As explained in the JavasScript library documentation, your experiment submits participant data as a JSON object. proliferate stores this data as a JSON object but automatically converts the data when you download it via the command line interface or the web interface.
To demonstrate how this works, consider the following simple JSON object with data from 5 trials as well as information about the subject:
{
"trials": [
{
"stimulus": "horse",
"reaction_time": 235,
"correct_answer": 1
},
{
"stimulus": "rabbit",
"reaction_time": 219,
"correct_answer": 0
},
{
"stimulus": "raccoon",
"reaction_time": 177,
"correct_answer": 1
},
{
"stimulus": "bear",
"reaction_time": 364,
"correct_answer": 1
},
{
"stimulus": "sloth",
"reaction_time": 271,
"correct_answer": 1
}
],
"subject_information": {
"native_language": "English",
"other_languages": "Spanish, French",
"age": 30,
"problems": "One image didn't load",
"comments": "Great experiment!",
"condition": "animals"
}
}
In this made-up example, the experiment stores the stimulus, the participant’s reaction time
and whether they gave the correct answer to a comprehension question. This information
is stored in the trials
variable as a list of objects.
The information about the subject is stored in the subject_information
variable as
an object.
proliferate will create a separate CSV file for each variable at the highest level of the JSON object.
In this example it would therefore create two CSV files: <experiment_name>-trials.csv
and
<experiment_name>-subject_information.csv
.
For lists (such as trials
), proliferate will create one row for each element in the list. The columns in the
CSV file correspond to the variables of each trial (stimulus
, reaction_time
, and correct_answer
in this example).
Given that there are 5 elements in the trials
list, proliferate would add 5 rows for each participant
to <experiment_name>-trials.csv
. For objects (such as subject_information
) proliferate adds one row per participant.
The CSV again contains one column for each variable in the object (native_language
,
other_languages
, age
, problems
, comments
, and condition
in this example).
proliferate also automatically adds three columns to each CSV, a anonymous participant ID (workerid
),
the name of the condition (will be generally condition1
except when you implement different conditions
in different experiments as described here TODO), and an error
column that shows errors if they occur
during the data export (e.g., missing data from individual participants).
Special files¶
proliferate also creates an additional CSV file named <experiment_name>-workerids.csv
which contains a mapping between the Prolific participant IDs and the anonymous IDs
used in all other CSV files. You can use this file to map responses to the Prolific
IDs (for example, if you want to pay some participants a bonus depending on their performance).
For privacy reasons, this file should never be published along with your dataset.

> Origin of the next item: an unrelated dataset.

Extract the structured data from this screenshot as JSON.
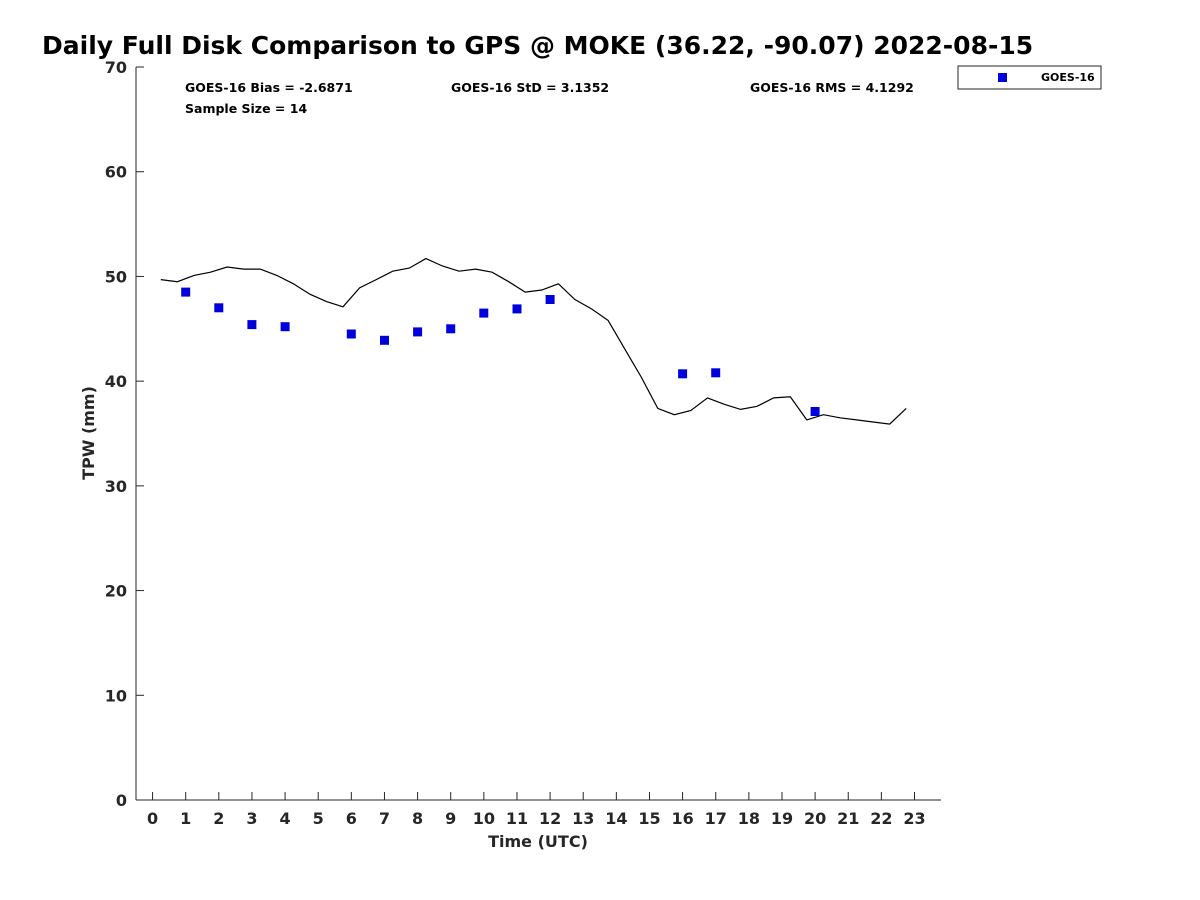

If your experiment data JSON object contains exactly one list of objects (such as
trials
in the example above), proliferate will also create a CSV file named
<experiment_name>-merged.csv
that contains one line for each trial and also
contains all the information from all the other variables (e.g., all the
information stored in subject_information
).
Note
Make sure that the data format is consistent across participants. proliferate extracts the structure of the data from one participant and then assumes that the data from all other participants follows the same structure.